Philosopher Judith Butler and her theory on the “performativity” of gender, as first argued in the book Gender Trouble: Feminism and the Subversion of Identity, helped me make sense out of all of it, for her writing showed me how the notion of “citationality,” which Butler applied to gender, might also apply to the idea of sexual orientation. Because of Butler’s theory postulating that gender is not innate but rather is a kind of imitation for which there is no original—that it is constantly “reiterated” or “performed”—I was able to distinguish between my outer performativity of sexuality (i.e., “homosexuality” and “heterosexuality,” which as taxonomical constructs are not innate but were “created” in time and space—and only about 150 years ago), and inner same-sex erotic desire (which, though labeled differently over the years, has also existed since time immemorial). As I had experienced through most of my years in “conversion therapy,” the outer and the inner were not always congruent, such as when I acted or “performed” in accordance to the belief that I was, or was at least becoming, “straight,” while simultaneously still experiencing same-sex erotic desire. In other words, my outer “map” of sexual identity, as a heterosexual man, and my inner “territory” of desire, as a man who was sexually attracted to other men, did not match. My actions had quite literary precipitated an incongruent “heterosexual same-sex desire.” As the “therapy” progressed, and greater effort was placed on the idea of “leaving homosexuality,” or at least on returning to my “innate heterosexuality,” I continued to experience increasing dissonance between these two frames of reference, my outer identity and inner desire. Faced now in two opposing directions, I was existentially splitting at the seams, and it was only a matter of time before my life would come crashing down around me: depression would set in, a sense of depersonalization and alienation from myself would overwhelm. Suicide seems logical to the person whose life becomes utterly meaningless.

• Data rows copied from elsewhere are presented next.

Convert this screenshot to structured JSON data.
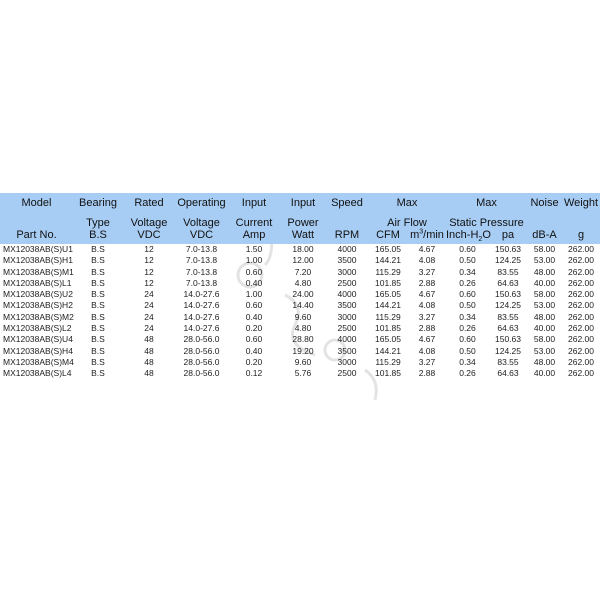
{
  "header": {
    "row1": [
      "Model",
      "Bearing",
      "Rated",
      "Operating",
      "Input",
      "Input",
      "Speed",
      "Max",
      "Max",
      "Noise",
      "Weight"
    ],
    "row2": [
      "",
      "Type",
      "Voltage",
      "Voltage",
      "Current",
      "Power",
      "",
      "Air Flow",
      "Static Pressure",
      "",
      ""
    ],
    "row3": [
      "Part No.",
      "B.S",
      "VDC",
      "VDC",
      "Amp",
      "Watt",
      "RPM",
      "CFM",
      "m",
      "3",
      "/min",
      "Inch-H",
      "2",
      "O",
      "pa",
      "dB-A",
      "g"
    ]
  },
  "rows": [
    [
      "MX12038AB(S)U1",
      "B.S",
      "12",
      "7.0-13.8",
      "1.50",
      "18.00",
      "4000",
      "165.05",
      "4.67",
      "0.60",
      "150.63",
      "58.00",
      "262.00"
    ],
    [
      "MX12038AB(S)H1",
      "B.S",
      "12",
      "7.0-13.8",
      "1.00",
      "12.00",
      "3500",
      "144.21",
      "4.08",
      "0.50",
      "124.25",
      "53.00",
      "262.00"
    ],
    [
      "MX12038AB(S)M1",
      "B.S",
      "12",
      "7.0-13.8",
      "0.60",
      "7.20",
      "3000",
      "115.29",
      "3.27",
      "0.34",
      "83.55",
      "48.00",
      "262.00"
    ],
    [
      "MX12038AB(S)L1",
      "B.S",
      "12",
      "7.0-13.8",
      "0.40",
      "4.80",
      "2500",
      "101.85",
      "2.88",
      "0.26",
      "64.63",
      "40.00",
      "262.00"
    ],
    [
      "MX12038AB(S)U2",
      "B.S",
      "24",
      "14.0-27.6",
      "1.00",
      "24.00",
      "4000",
      "165.05",
      "4.67",
      "0.60",
      "150.63",
      "58.00",
      "262.00"
    ],
    [
      "MX12038AB(S)H2",
      "B.S",
      "24",
      "14.0-27.6",
      "0.60",
      "14.40",
      "3500",
      "144.21",
      "4.08",
      "0.50",
      "124.25",
      "53.00",
      "262.00"
    ],
    [
      "MX12038AB(S)M2",
      "B.S",
      "24",
      "14.0-27.6",
      "0.40",
      "9.60",
      "3000",
      "115.29",
      "3.27",
      "0.34",
      "83.55",
      "48.00",
      "262.00"
    ],
    [
      "MX12038AB(S)L2",
      "B.S",
      "24",
      "14.0-27.6",
      "0.20",
      "4.80",
      "2500",
      "101.85",
      "2.88",
      "0.26",
      "64.63",
      "40.00",
      "262.00"
    ],
    [
      "MX12038AB(S)U4",
      "B.S",
      "48",
      "28.0-56.0",
      "0.60",
      "28.80",
      "4000",
      "165.05",
      "4.67",
      "0.60",
      "150.63",
      "58.00",
      "262.00"
    ],
    [
      "MX12038AB(S)H4",
      "B.S",
      "48",
      "28.0-56.0",
      "0.40",
      "19.20",
      "3500",
      "144.21",
      "4.08",
      "0.50",
      "124.25",
      "53.00",
      "262.00"
    ],
    [
      "MX12038AB(S)M4",
      "B.S",
      "48",
      "28.0-56.0",
      "0.20",
      "9.60",
      "3000",
      "115.29",
      "3.27",
      "0.34",
      "83.55",
      "48.00",
      "262.00"
    ],
    [
      "MX12038AB(S)L4",
      "B.S",
      "48",
      "28.0-56.0",
      "0.12",
      "5.76",
      "2500",
      "101.85",
      "2.88",
      "0.26",
      "64.63",
      "40.00",
      "262.00"
    ]
  ],
  "colors": {
    "header_bg": "#a8cdf4",
    "text": "#222222"
  }
}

Today, however, I now understand how the socially constructed phenomenon, the map, of sexual orientation (both homosexuality and heterosexuality) is separate from the experience, or territory, of erotic desire (both same-sex and opposite-sex). To paraphrase philosopher Alfred Korzybski—a map may not be the territory it represents, but at least now my life is congruent, because map and territory match. I also now understand how someone can believe they are “changing” themselves, because notions of “change” to advocates of “conversion therapy” have everything to do with identity, even if that means betraying one’s inner life while presenting to the world as heterosexual—coupling with an opposite sex partner. A person, I believe, can sustain this level of inauthenticity and duplicity, even magical thinking, only for so long. Meaning is built on truth, and “conversion therapy” sustains itself through lies.